Monday, September 20, 2010

Becoming Green Lantern

An oddly melancholy interview with Ryan Reynolds appears in the forthcoming issue of GQ, in which he describes his motion capture suit as "made of actual woven misery", and which describes his workout system in some detail. I mentioned this article to my personal trainer, who said, "if that's what you really want, there's a lot of work to be done...grilled chicken...tilapia...back to chicken." That's what you eat if you want to be Ryan Reynolds.

His remarkable torso was first developed during rehearsals for Blade: Trinity, the unsatisfying continuation of Wesley Snipes's vampire series. "Everything went so horribly wrong on that set," he remembers, though he still takes some pride in the film's most celebrated linguistic invention ("you cock-juggling thundercunt"). At least Blade: Trinity gave him the body. He worked out for six months beforehand. "It was like a project. I just did everything they told me to."
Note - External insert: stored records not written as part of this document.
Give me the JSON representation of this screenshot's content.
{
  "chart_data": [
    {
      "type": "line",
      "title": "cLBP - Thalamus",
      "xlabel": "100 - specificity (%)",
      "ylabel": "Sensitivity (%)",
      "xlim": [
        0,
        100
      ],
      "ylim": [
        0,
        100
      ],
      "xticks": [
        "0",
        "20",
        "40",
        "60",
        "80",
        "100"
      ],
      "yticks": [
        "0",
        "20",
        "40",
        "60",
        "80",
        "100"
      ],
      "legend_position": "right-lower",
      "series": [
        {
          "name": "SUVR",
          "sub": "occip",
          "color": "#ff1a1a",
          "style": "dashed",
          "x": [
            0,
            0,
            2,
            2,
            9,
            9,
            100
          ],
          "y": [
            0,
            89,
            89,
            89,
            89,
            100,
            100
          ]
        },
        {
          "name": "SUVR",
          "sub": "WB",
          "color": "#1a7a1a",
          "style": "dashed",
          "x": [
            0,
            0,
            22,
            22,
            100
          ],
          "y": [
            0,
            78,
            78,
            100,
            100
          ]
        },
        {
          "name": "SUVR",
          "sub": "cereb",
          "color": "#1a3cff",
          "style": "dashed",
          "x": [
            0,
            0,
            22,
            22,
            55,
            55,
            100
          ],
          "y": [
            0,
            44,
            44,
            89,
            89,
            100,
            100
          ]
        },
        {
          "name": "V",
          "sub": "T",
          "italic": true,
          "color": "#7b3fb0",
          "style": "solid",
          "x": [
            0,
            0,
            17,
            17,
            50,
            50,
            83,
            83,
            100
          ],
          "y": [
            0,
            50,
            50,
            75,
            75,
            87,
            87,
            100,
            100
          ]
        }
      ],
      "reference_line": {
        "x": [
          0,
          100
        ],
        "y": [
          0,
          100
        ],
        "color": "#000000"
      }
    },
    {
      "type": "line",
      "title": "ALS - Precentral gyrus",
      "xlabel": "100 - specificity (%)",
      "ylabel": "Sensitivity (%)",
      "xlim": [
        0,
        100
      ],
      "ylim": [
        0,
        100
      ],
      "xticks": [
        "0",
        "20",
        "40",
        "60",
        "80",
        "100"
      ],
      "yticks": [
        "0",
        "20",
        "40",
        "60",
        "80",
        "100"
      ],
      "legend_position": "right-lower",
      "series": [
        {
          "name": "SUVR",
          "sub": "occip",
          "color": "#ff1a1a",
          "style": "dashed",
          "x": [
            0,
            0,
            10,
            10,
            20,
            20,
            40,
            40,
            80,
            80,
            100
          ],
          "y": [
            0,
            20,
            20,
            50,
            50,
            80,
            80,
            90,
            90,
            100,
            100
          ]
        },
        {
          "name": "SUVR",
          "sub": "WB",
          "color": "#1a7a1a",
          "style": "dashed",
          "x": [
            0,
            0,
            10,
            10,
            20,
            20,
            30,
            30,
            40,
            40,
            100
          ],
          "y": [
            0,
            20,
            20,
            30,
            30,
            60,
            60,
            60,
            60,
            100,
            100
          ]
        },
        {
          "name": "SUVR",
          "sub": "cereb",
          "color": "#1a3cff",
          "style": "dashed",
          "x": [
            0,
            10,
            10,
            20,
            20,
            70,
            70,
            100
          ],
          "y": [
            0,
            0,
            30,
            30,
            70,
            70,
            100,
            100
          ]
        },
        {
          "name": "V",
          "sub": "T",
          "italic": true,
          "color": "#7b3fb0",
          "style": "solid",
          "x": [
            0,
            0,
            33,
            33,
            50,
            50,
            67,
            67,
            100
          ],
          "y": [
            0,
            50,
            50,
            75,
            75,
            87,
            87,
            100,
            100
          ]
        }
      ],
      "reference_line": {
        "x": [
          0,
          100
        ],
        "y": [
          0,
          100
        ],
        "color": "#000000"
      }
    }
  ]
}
Right now he has that body again. ­Reynolds is at pains to point out that this isn't his natural, or permanent, way of being, just something he is currently doing for the third time, for Green Lantern, after Blade: Trinity and The Proposal. (Precisely why a New York publishing assistant—his character in The Proposal—should have, or need, this level of muscular definition is unclear, other than that he is the star of a movie that will often find him partially or fully unclothed in Sandra Bullock's company.) "It was a strange sort of sleight-of-hand trick I learned—I could do it again if I needed to and get there faster if I needed to."

On the Green Lantern set, I watch him eat his usual plate of steamed chicken, salmon, broccoli, carrots, and rice. On the kitchen counter of the house he rents in New Orleans is a huge jar of a white powder called Isolyze, primarily whey protein. Wherever he is, he snacks on these orange bars called Zero Impact Pumpkin Supremes—"sort of like a pumpkin made out of cinder block," he quips. It takes his co-star to spell out the full grim reality of his commitment. "If you saw him coming to work at five in the morning, when I could barely open my eyes and he'd been up for two hours in the gym…," says Lively. "If everyone had that discipline, they, too, could have abs of steel."
If you'd rather have his playlist, that's easier. A lot of acoustic guitar-y, happy-sad music, and unsurprisingly, a bunch of his wife's music:

On a whim, I ask to see his most-played list on his iTunes. Top—with 456 plays—is "World Spins Madly On," by the Weepies. The rest of the top ten, all of which have more than 150 plays: Gomez's "See the World," the Be Good Tanyas' "Ootischenia," Magnet's "Duracellia," the Damnwells' "Jesus Could Be Right" and "For My Own Good," and four songs from the National: "Green Gloves," "Start a War," "About Today," and "City Middle." For contrast, I ask him to show me what has had twenty-five plays, a list that includes songs by CocoRosie, the Eels, Elton John's "I Guess That's Why They Call It the Blues," and three songs by his wife.